The exhibition opens on Thursday, September 7th through Saturday, October 7th, with an opening celebration from 6 - 8 PM. Jewish-American artist Marc Dennis is known for his hyper-realistic style, which celebrates the subversive potential of beauty, art history, and faith. Being Jewish is an ineluctable part of Dennis’ process and enterprise. “Three Jews Walk into a Bar” is a series of paintings only he could paint. The exhibition is a deep dive into his own Ashkenazi ancestry providing us with fresh observations on identity, humor, and what being Jewish may essentially mean in today’s world.

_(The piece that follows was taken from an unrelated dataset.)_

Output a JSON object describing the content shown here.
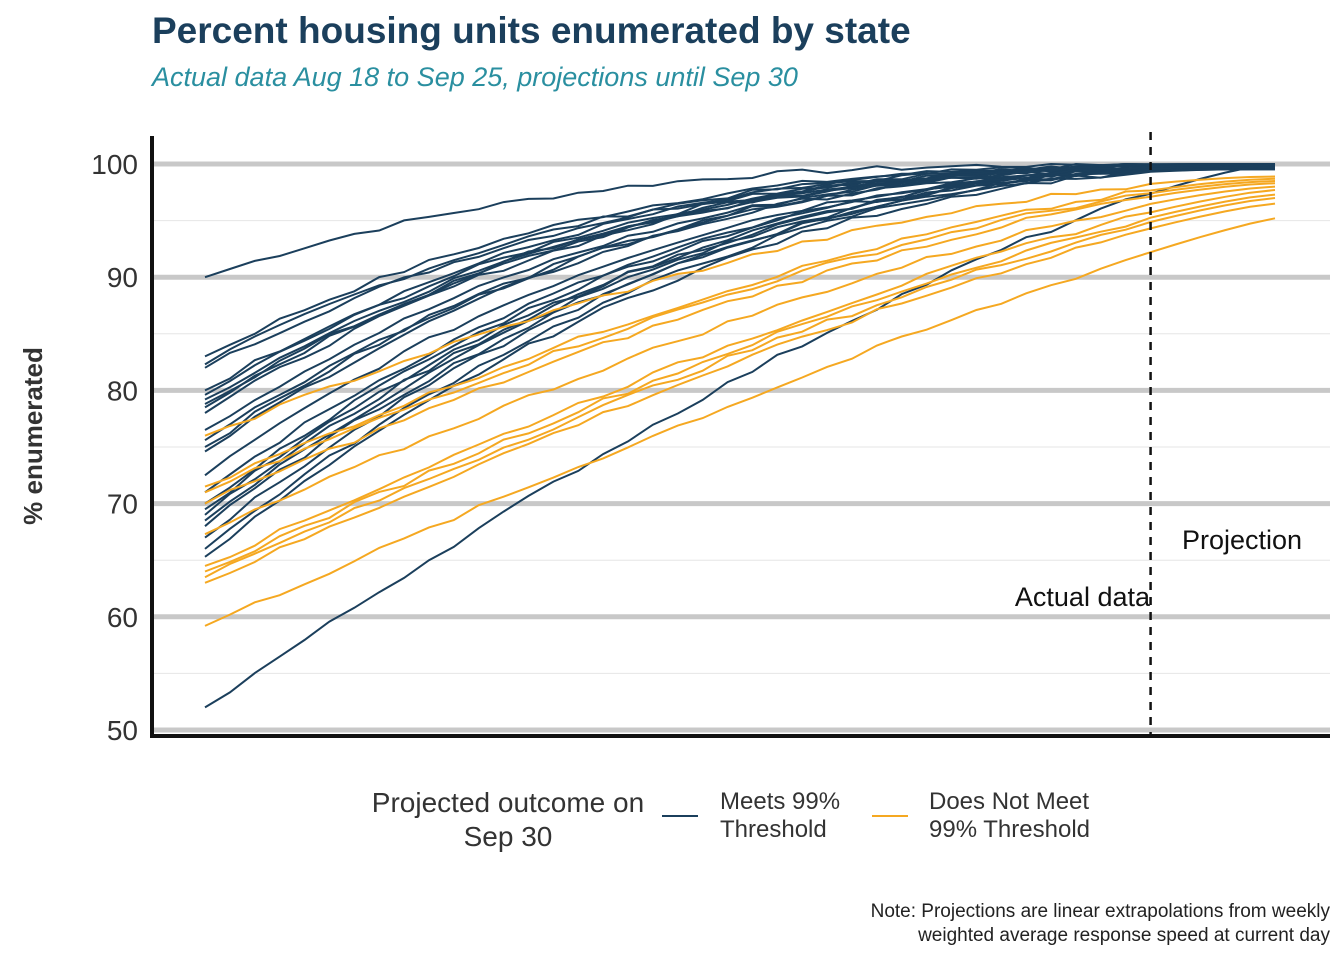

By co-opting Édouard Manet’s celebrated painting, “A Bar at the Folies-BergèreDennis finds new meaning in the hallowed lineage of the bar joke as well as Old Master painting to explore urgent questions of Jewish identity, culture, and the relationship of a contemporary audience towards historical painting. The binaries, dichotomies, complexities, and contradictions imagined in his work fuel his interpretations of what being Jewish means and how it can be made manifest. For Dennis, this series is a triumph of the human ego throughout the ages – reminding us of our own humor and humility, and our happiness and humanity.

ABOUT THE ARTIST

Born in 1972 and raised in and around Boston, Marc (his Hebrew name is Mordechai) grew up in a reformed Jewish household with four brothers and a father, who was often referred to as a “Jewban,” having been born and raised as an orthodox Jew in Havana, Cuba, and a mother whose maiden name is Solomon, who was born and raised as a secular Jew in Roxbury, Massachusetts.

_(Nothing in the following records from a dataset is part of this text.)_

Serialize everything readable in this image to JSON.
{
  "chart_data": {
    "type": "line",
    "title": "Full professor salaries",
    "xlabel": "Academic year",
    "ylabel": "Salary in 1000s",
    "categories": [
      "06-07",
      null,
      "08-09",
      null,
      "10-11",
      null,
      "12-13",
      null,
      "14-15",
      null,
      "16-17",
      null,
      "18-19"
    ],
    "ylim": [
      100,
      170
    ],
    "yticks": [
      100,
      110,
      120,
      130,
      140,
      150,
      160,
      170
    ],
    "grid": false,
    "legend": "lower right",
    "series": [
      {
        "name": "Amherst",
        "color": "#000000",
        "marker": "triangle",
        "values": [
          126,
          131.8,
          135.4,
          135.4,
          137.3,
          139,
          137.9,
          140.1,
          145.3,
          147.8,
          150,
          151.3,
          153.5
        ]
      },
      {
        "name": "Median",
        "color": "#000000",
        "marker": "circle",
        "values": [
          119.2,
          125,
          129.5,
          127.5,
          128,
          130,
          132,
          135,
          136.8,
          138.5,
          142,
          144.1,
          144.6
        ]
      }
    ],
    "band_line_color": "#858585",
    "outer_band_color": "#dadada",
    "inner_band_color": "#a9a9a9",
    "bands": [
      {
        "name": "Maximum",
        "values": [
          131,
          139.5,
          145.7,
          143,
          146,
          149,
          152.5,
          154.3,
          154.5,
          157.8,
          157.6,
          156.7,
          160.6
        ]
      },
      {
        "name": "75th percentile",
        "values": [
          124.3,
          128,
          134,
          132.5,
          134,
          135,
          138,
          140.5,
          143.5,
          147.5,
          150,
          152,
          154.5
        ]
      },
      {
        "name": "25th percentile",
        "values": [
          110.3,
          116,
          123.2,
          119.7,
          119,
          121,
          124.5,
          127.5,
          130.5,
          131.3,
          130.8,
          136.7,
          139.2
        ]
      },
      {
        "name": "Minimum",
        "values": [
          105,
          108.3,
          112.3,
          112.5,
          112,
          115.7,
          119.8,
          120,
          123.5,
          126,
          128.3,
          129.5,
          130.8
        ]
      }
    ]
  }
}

Marc is a Kohen from his father’s side of the family – a direct male descendant of the Biblical Aaron, brother of Moses from the priestly family of the Tribe of Levi. The paintings in his exhibition are aimed at expressing the most effective imagery from both the secular and Haredi worlds, in one sense memorializing humor after the Holocaust, serving as a tribute to Jewish comedians throughout history as well as, according to Marc, a resounding fuck you to Hitler.

Marc’s research and scholarly activity on the Holocaust is personal due to genealogical research that lists 24 members of the Klein family, his grandmother’s cousins from his mother’s side were murdered at Auschwitz-Birkenau in 1944 as part of the Hungarian deportations; and several other cousins froze to death in the forests of eastern Poland while serving as Partisan Fighters. Marc’s art is layered with emotions, information, humor, and his exuberant personality. How he got to where he is as an artist is a long story – one that involves love, loss, a juvenile criminal background, and many challenges – all that are often explored in his paintings. One of those challenges throughout his life has been to question and at the same time strengthen his Judaism.

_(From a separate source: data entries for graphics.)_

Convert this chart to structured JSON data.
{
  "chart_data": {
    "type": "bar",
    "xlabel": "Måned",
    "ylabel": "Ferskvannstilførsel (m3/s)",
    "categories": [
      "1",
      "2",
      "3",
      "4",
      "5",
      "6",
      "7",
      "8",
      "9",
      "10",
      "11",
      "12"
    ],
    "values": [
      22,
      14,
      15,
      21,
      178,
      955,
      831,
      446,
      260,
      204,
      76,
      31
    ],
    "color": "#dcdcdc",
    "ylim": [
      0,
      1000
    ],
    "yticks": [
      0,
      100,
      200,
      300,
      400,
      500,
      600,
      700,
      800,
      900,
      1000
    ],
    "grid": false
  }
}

His works have been exhibited in galleries and museums around the world including New York, London, Los Angeles, Palm Beach, Seoul, Hong Kong, Chicago, Dallas, Miami, London, Vienna, and Houston, among others. 

His works are in the permanent collections of The Norton Museum of Art, West Palm Beach, FL; The JP Morgan Chase Art Collection, New York, NY; UBS Corporate Collection, Geneva, Switzerland; The Neuberger Berman Collection, New York, NY; The Blanton Museum of Art, at the University of Texas at Austin, Austin, TX; The Springfield Museum of Art, Springfield, Ohio; The MIN Art Museum, Guadalajara, Mexico; and The Memorial Art Gallery at the University of Rochester, Rochester, NY.

His work is primarily represented by Gavlak Gallery, Palm Beach; K Contemporary, Denver; and Cris Worley Fine Arts, Dallas. Marc received his BFA from Tyler School of Art, Temple University and MFA from the University of Texas at Austin.